Find the least positive integer that leaves remainders of 1, 2 and 3 when divided by 3, 5 and 7 respectively.
With relatively small numbers like in your problem, we could just "grind out" the answer in the following way:
numbers which leave a remainder of 1
when divided by 3:
4 7 10 13 16 19 22 25 28 31 34 37 40 43 46 49 52 55 ....
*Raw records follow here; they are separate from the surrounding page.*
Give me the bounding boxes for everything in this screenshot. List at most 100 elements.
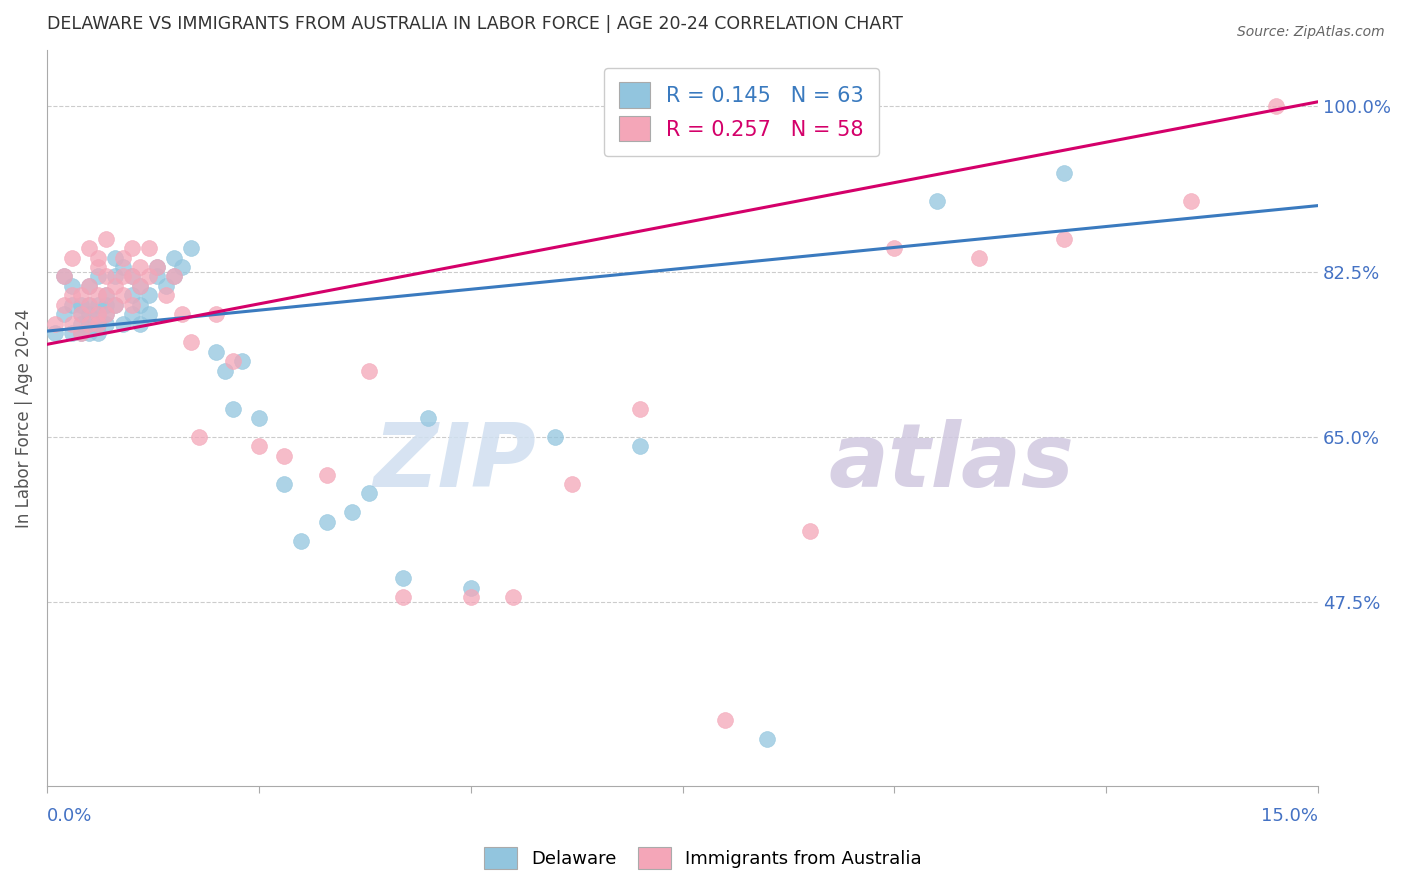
Point (104, 278, 127, 293)
Point (247, 439, 270, 453)
Point (315, 515, 337, 529)
Point (163, 269, 186, 284)
Point (96, 317, 118, 331)
Point (87, 317, 110, 331)
Point (104, 251, 127, 265)
Point (96, 288, 118, 302)
Text: ZIP: ZIP (374, 418, 536, 506)
Point (121, 241, 143, 255)
Point (155, 278, 177, 293)
Point (60, 288, 83, 302)
Point (87, 317, 110, 331)
Point (60, 317, 83, 331)
Point (87, 298, 110, 312)
Point (77, 241, 100, 255)
Point (146, 260, 169, 274)
Point (121, 269, 143, 284)
Point (87, 288, 110, 302)
Point (69, 307, 91, 321)
Point (77, 278, 100, 293)
Point (69, 326, 91, 340)
Point (460, 591, 482, 605)
Point (129, 278, 152, 293)
Point (52, 269, 75, 284)
Point (231, 354, 253, 368)
Point (1053, 232, 1076, 246)
Point (96, 232, 118, 246)
Point (69, 288, 91, 302)
Point (129, 260, 152, 274)
Point (273, 477, 295, 491)
Point (60, 298, 83, 312)
Point (146, 269, 169, 284)
Point (247, 411, 270, 425)
Point (714, 713, 737, 727)
Text: 15.0%: 15.0% (1261, 807, 1319, 825)
Point (138, 241, 160, 255)
Point (96, 298, 118, 312)
Point (222, 354, 245, 368)
Point (87, 307, 110, 321)
Point (138, 288, 160, 302)
Point (77, 298, 100, 312)
Point (138, 307, 160, 321)
Point (77, 317, 100, 331)
Point (96, 269, 118, 284)
Point (87, 326, 110, 340)
Point (340, 505, 363, 519)
Point (77, 317, 100, 331)
Legend: R = 0.145   N = 63, R = 0.257   N = 58: R = 0.145 N = 63, R = 0.257 N = 58 (605, 68, 879, 156)
Point (112, 251, 135, 265)
Point (121, 269, 143, 284)
Point (628, 439, 651, 453)
Point (77, 298, 100, 312)
Point (561, 477, 583, 491)
Point (52, 269, 75, 284)
Point (112, 269, 135, 284)
Point (60, 278, 83, 293)
Point (44, 326, 66, 340)
Point (172, 307, 194, 321)
Point (315, 467, 337, 482)
Legend: Delaware, Immigrants from Australia: Delaware, Immigrants from Australia (475, 838, 931, 879)
Point (214, 364, 236, 378)
Point (883, 241, 905, 255)
Point (96, 288, 118, 302)
Text: DELAWARE VS IMMIGRANTS FROM AUSTRALIA IN LABOR FORCE | AGE 20-24 CORRELATION CHA: DELAWARE VS IMMIGRANTS FROM AUSTRALIA IN… (46, 15, 903, 33)
Point (112, 288, 135, 302)
Point (104, 298, 127, 312)
Point (87, 317, 110, 331)
Point (112, 317, 135, 331)
Point (146, 260, 169, 274)
Point (392, 571, 415, 585)
Point (77, 278, 100, 293)
Point (69, 307, 91, 321)
Point (69, 326, 91, 340)
Point (273, 449, 295, 463)
Point (188, 430, 211, 444)
Point (799, 524, 821, 539)
Text: 0.0%: 0.0% (46, 807, 93, 825)
Point (180, 241, 202, 255)
Point (172, 260, 194, 274)
Point (290, 533, 312, 548)
Point (392, 591, 415, 605)
Point (222, 401, 245, 416)
Point (87, 260, 110, 274)
Point (87, 269, 110, 284)
Text: Source: ZipAtlas.com: Source: ZipAtlas.com (1237, 25, 1385, 39)
Text: atlas: atlas (828, 418, 1074, 506)
Point (60, 326, 83, 340)
Point (460, 581, 482, 595)
Point (52, 298, 75, 312)
Point (77, 326, 100, 340)
Point (357, 364, 380, 378)
Point (96, 307, 118, 321)
Point (138, 269, 160, 284)
Point (163, 251, 186, 265)
Point (756, 731, 779, 746)
Point (87, 307, 110, 321)
Point (77, 307, 100, 321)
Point (925, 194, 948, 208)
Point (1264, 99, 1286, 113)
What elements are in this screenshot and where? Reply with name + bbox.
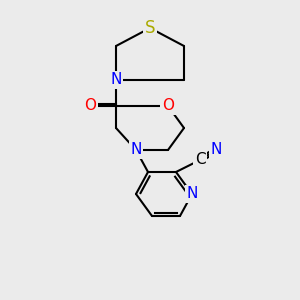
Text: N: N (110, 73, 122, 88)
Text: C: C (195, 152, 205, 167)
Text: N: N (130, 142, 142, 158)
Text: N: N (210, 142, 222, 158)
Text: O: O (162, 98, 174, 113)
Text: S: S (145, 19, 155, 37)
Text: N: N (186, 187, 198, 202)
Text: O: O (84, 98, 96, 113)
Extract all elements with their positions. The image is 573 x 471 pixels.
numbers which leave a remainder of 2 when divided by 5 :
7 12 17 22 27 32 37 42 47 52 57 ..
numbers which leave a remainder of 3 when divided by 7:
10 17 24 31 38 45 52 59 ...
notice that 52 is the first first, thus the smallest number that satisfies your conditions.
If the numbers had been larger, the above method would not be practical and we would use other methods dealing with modular arithmetic. If interested look up the "Chinese Remainder Algorithm", makes for some real math-fun.
To find the least positive integer that leaves remainders of 1, 2, and 3 when divided by 3, 5, and 7 respectively, we can use the Chinese Remainder Theorem.
The Chinese Remainder Theorem states that if we have a system of congruences of the form:
x ≡ a (mod m)
x ≡ b (mod n)
x ≡ c (mod p)
where m, n, and p are pairwise coprime (no two of them share a common factor), then there exists a unique solution x (mod m * n * p).
In this case, we have:
x ≡ 1 (mod 3)
x ≡ 2 (mod 5)
x ≡ 3 (mod 7)
Since 3, 5, and 7 are pairwise coprime, we can find the solution using the Chinese Remainder Theorem.
First, let's find the value of M, which is the product of the three moduli: M = 3 * 5 * 7 = 105.
Next, for each modulus mi, we find the value of Mi, which is M divided by mi: M1 = 105 / 3 = 35, M2 = 105 / 5 = 21, M3 = 105 / 7 = 15.
Then, we need to find the modular inverse of each Mi modulo mi. The modular inverse of Mi modulo mi is the number x such that (Mi * x) ≡ 1 (mod mi). Using the Extended Euclidean Algorithm, we find: M1 inverse ≡ 2 (mod 3), M2 inverse ≡ 1 (mod 5), M3 inverse ≡ 1 (mod 7).
Finally, we can calculate the value of x by taking the sum of the products of each ai (the remainders) with its corresponding Mi and modular inverse: x = (1 * 35 * 2 + 2 * 21 * 1 + 3 * 15 * 1) mod 105 = 23.
Therefore, the least positive integer that leaves remainders of 1, 2, and 3 when divided by 3, 5, and 7 respectively is 23.